Conservative US columnist George F Will is syndicated from the Washington Post to lots of other newspapers and online portals. In a column this week George (belatedly) stumbles upon the news that a Spanish historian has demonstrated that Robert Capa’s famous “falling man”, or “falling soldier” or “death of a Republican” photograph from the Spanish Civil War is probably fake.
of course, news from nowhere (ie: anywhere outside the US) does tend to circulate slowly in the American media, but I can’t believe that George F Will was really just scratching around for a space filler when he happened on the Capa story and decided it would be a good shovel for bashing “leftists” over the head.
His audience certainly caught the dog-whistle implications over at the Houston Chronicle – obviously not a bastion of liberal journalistic values. I would think that a similar audience is probably regularly reading Mr Will’s missives at RealClearPolitics too. where it appeared under the astonishingly original headline A picture can lie. I’m not sure about the Dubuque Telegraph Herald, no comments have been posted there yet.
Anyway, the DTH does provide a link to George’s email, so I’ve sent him a note asking where he got the inspiration from to write this column, how much he gets paid for recycling this stuff and if he actually knows the name of the “Spanish professor” who has worked so hard to debunk the Capa “falling soldier” myth.
But, perhaps he doesn’t care, because the purpose of the column is really for Mr Will to fume at the awful leftists and postmodernists who have been defending Capa’s reputation:
Capa was a man of the left and “Falling Soldier” helped to alarm the world about fascism rampant.
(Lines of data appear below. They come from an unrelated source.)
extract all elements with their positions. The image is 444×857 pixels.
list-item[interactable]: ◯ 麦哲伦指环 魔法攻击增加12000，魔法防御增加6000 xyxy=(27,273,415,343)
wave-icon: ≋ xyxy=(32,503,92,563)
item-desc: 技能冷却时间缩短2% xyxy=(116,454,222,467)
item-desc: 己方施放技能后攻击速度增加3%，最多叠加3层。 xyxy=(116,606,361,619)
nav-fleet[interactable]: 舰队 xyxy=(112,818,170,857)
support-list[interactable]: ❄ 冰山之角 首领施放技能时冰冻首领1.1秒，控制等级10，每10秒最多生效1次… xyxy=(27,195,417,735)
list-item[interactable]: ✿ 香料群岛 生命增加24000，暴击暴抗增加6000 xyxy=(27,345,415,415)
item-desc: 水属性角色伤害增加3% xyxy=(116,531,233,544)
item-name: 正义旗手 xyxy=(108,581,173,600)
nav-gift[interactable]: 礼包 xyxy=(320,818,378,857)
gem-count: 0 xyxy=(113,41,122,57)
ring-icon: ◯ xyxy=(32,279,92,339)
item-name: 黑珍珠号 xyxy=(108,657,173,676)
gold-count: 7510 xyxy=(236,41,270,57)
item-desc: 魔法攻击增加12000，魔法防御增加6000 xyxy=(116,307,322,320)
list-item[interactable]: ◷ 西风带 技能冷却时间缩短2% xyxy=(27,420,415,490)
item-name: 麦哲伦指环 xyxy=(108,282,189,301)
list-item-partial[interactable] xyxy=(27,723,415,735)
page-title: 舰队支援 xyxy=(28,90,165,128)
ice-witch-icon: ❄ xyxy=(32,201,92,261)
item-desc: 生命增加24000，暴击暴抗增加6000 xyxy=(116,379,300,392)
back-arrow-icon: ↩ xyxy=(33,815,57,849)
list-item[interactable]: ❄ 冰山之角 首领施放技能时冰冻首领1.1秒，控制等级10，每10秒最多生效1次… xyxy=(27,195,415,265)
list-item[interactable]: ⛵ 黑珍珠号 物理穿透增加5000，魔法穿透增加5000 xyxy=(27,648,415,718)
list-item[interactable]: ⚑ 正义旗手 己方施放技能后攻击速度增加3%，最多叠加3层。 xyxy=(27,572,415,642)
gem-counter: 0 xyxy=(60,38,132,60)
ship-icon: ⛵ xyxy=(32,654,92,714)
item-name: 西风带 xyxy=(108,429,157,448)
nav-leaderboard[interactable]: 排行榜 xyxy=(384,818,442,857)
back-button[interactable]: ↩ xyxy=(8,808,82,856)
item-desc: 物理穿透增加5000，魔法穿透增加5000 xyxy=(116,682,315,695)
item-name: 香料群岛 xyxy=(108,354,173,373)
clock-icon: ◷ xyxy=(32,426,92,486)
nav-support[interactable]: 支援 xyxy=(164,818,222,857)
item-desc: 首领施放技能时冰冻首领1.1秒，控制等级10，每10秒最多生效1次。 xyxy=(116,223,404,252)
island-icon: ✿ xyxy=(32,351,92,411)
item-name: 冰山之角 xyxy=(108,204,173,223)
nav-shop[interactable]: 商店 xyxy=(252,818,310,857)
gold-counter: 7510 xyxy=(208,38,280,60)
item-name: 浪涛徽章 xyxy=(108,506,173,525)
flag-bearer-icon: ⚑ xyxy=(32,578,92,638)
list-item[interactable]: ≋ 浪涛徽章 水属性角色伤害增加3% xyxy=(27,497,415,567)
But noble purposes do not validate misrepresentations. Richard Whelan, Capa’s biographer, calls it “trivializing” to insist on knowing whether this photo actually shows a soldier mortally wounded. Whelan says “the picture’s greatness actually lies in its symbolic implications, not in its literal accuracy.”
Rubbish. The picture’s greatness evaporates if its veracity is fictitious.
You see, this was a news story four months ago in July when professor Susperregui actually released the details of his study:
At any rate, that’s where it stood until this July, when the ICP gallery show of This Is War! opened in Spain. With that came articles in Spanish newspapers and then British newspapers (summarized on the Web in the States here and on the BBC Web site here), revealing research by José Manuel Susperregui showing the picture was not taken at Cerro Muriano but Espejo, even farther from the front than previously thought. “Capa photographed his soldier at a location where there was no fighting,” the Spanish paper El Periodico said. It “demonstrates that the death was not real.”
I had seen the Capa/Taro exhibition, This Is War! in London and basically outlined the exact same arguments in a blogpost dated 1st November. So Mr Will is a year late on this one. The story was in the New York Times on 17 August this year, and you can read it in The cave of Montesinos.